GMI is our top Bronze neocloud that is just not quite there yet. The company shows promise, with recent developments like achieving security compliance and implementing confidential computing capabilities for H100 and H200 nodes. However, in our testing the slurm cluster was frankly unusable.
We did not get access to a self-service console or monitoring dashboard of any kind, and it took over a month from our initial request, and multiple follow ups to finally login.
On the cluster, slurmctld was running directly on a compute node, and the environment was missing basic tools like docker the modules utility. More critically, the cluster was provisioned without a shared home directory across nodes despite having VAST with POSIX/NFS and S3 options in the environment. After negotiating to get a shared fs configured on the cluster, we found that the performance was terrible. Basic file-saving operations and carriage returns in the terminal would take multiple seconds to complete or respond.
One of our GMI nodes, with 1.9TB of shared storage, and 27.9TB of local storage, matching NVIDIA’s DGX specification perfectly
On the positive side, the underlying hardware appears to be configured correctly for high-performance workloads.
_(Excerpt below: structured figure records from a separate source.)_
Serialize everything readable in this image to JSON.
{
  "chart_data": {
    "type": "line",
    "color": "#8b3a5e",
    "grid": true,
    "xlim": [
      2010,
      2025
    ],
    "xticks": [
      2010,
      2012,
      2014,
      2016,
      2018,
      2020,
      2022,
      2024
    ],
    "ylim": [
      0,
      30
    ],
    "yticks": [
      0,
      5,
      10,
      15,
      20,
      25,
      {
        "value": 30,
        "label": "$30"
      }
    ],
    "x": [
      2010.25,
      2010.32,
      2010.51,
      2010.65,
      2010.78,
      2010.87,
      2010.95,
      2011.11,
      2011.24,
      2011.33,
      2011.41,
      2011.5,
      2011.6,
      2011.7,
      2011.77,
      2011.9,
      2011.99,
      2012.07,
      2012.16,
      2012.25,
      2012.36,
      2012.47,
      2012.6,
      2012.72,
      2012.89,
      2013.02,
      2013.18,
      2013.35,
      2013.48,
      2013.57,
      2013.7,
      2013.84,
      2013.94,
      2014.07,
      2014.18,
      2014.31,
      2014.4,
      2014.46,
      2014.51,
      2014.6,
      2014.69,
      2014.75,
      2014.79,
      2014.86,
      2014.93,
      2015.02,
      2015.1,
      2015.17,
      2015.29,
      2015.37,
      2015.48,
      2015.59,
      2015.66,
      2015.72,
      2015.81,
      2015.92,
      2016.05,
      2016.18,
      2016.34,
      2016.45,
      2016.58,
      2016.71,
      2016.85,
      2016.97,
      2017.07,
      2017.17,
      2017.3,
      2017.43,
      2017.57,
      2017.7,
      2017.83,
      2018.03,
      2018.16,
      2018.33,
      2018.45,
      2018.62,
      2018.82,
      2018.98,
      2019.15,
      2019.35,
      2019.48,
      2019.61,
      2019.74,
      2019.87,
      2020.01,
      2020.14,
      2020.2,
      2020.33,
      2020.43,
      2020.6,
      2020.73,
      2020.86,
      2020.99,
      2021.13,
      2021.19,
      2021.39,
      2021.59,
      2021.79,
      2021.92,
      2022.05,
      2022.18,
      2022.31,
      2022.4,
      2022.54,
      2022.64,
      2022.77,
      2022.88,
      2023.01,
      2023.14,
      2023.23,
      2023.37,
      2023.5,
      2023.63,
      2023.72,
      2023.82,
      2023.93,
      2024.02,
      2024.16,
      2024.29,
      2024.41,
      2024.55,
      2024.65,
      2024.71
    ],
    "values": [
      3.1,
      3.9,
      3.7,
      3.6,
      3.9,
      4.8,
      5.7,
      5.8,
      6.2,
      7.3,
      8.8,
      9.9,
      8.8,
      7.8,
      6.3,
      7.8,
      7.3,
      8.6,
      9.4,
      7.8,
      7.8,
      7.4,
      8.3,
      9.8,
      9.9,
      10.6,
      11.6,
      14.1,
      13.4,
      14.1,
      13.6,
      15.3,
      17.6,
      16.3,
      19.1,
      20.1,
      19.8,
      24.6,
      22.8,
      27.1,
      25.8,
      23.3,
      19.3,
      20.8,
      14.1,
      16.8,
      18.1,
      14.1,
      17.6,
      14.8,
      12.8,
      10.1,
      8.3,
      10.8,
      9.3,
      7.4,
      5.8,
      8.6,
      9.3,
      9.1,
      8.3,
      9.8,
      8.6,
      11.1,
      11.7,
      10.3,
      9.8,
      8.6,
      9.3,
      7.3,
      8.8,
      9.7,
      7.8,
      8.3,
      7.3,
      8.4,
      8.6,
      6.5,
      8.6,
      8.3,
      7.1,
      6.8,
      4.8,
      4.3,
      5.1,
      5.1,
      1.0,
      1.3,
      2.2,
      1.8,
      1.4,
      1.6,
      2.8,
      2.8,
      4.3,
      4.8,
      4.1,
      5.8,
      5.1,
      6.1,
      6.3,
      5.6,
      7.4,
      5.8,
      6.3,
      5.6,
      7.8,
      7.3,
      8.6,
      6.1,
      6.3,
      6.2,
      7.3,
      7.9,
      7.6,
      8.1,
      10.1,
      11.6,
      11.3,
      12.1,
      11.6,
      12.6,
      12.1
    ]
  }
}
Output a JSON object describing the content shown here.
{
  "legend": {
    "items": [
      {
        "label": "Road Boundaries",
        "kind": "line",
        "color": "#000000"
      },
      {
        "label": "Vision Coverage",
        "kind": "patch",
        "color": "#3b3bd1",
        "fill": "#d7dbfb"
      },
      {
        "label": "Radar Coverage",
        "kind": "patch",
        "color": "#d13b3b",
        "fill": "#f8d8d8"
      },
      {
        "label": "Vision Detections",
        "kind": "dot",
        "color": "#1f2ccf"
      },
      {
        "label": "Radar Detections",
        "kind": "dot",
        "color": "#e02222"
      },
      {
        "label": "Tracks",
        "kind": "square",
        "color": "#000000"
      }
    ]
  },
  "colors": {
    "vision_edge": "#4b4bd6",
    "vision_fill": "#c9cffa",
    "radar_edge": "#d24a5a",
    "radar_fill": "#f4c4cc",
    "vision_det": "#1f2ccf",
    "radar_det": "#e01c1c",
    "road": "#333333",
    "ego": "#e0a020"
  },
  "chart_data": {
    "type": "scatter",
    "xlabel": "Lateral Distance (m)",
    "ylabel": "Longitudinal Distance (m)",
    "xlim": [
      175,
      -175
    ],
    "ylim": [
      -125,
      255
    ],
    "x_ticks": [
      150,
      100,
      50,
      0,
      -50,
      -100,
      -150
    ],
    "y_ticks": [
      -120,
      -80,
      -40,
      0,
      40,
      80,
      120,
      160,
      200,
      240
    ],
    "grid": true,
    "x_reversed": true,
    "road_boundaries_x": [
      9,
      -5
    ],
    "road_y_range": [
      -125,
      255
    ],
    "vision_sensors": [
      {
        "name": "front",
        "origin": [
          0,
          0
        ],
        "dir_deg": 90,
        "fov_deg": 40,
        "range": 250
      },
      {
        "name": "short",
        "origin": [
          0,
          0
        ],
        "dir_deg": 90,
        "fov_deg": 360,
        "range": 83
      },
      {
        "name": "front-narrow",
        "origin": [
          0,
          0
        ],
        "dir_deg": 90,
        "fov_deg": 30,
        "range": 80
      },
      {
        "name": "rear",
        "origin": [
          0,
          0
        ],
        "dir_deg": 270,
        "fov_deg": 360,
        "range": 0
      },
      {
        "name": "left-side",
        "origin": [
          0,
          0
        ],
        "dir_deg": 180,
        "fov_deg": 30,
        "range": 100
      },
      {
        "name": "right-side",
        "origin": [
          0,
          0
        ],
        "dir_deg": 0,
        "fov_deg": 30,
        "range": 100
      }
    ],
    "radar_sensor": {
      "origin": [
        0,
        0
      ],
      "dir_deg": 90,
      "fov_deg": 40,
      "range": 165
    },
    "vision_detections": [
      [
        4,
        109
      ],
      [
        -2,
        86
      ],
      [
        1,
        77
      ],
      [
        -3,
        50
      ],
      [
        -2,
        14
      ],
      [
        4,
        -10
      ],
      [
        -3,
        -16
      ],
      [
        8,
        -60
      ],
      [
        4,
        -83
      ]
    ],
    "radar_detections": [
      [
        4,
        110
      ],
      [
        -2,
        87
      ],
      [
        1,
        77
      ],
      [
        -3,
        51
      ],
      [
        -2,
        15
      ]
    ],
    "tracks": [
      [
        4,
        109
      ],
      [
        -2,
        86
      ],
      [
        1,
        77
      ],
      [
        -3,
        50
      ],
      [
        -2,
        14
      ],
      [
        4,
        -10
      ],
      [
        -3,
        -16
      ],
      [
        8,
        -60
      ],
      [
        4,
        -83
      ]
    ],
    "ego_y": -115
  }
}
A check for nvidia_peermem confirmed that GPUDirect RDMA is enabled, and the team confirmed that their interconnect network is built on InfiniBand with PKeys for network segmentation.
We also found no evidence of active or passive health checks, and no monitoring dashboards were provided to give visibility into cluster state or job performance.
In the future, when we can confirm that the Slurm offering is working well, development of monitoring dashboards is complete, active and passive health checks are in place, and a comprehensive Kubernetes offering is available, we expect GMI to be an obvious candidate to move into the silver tier.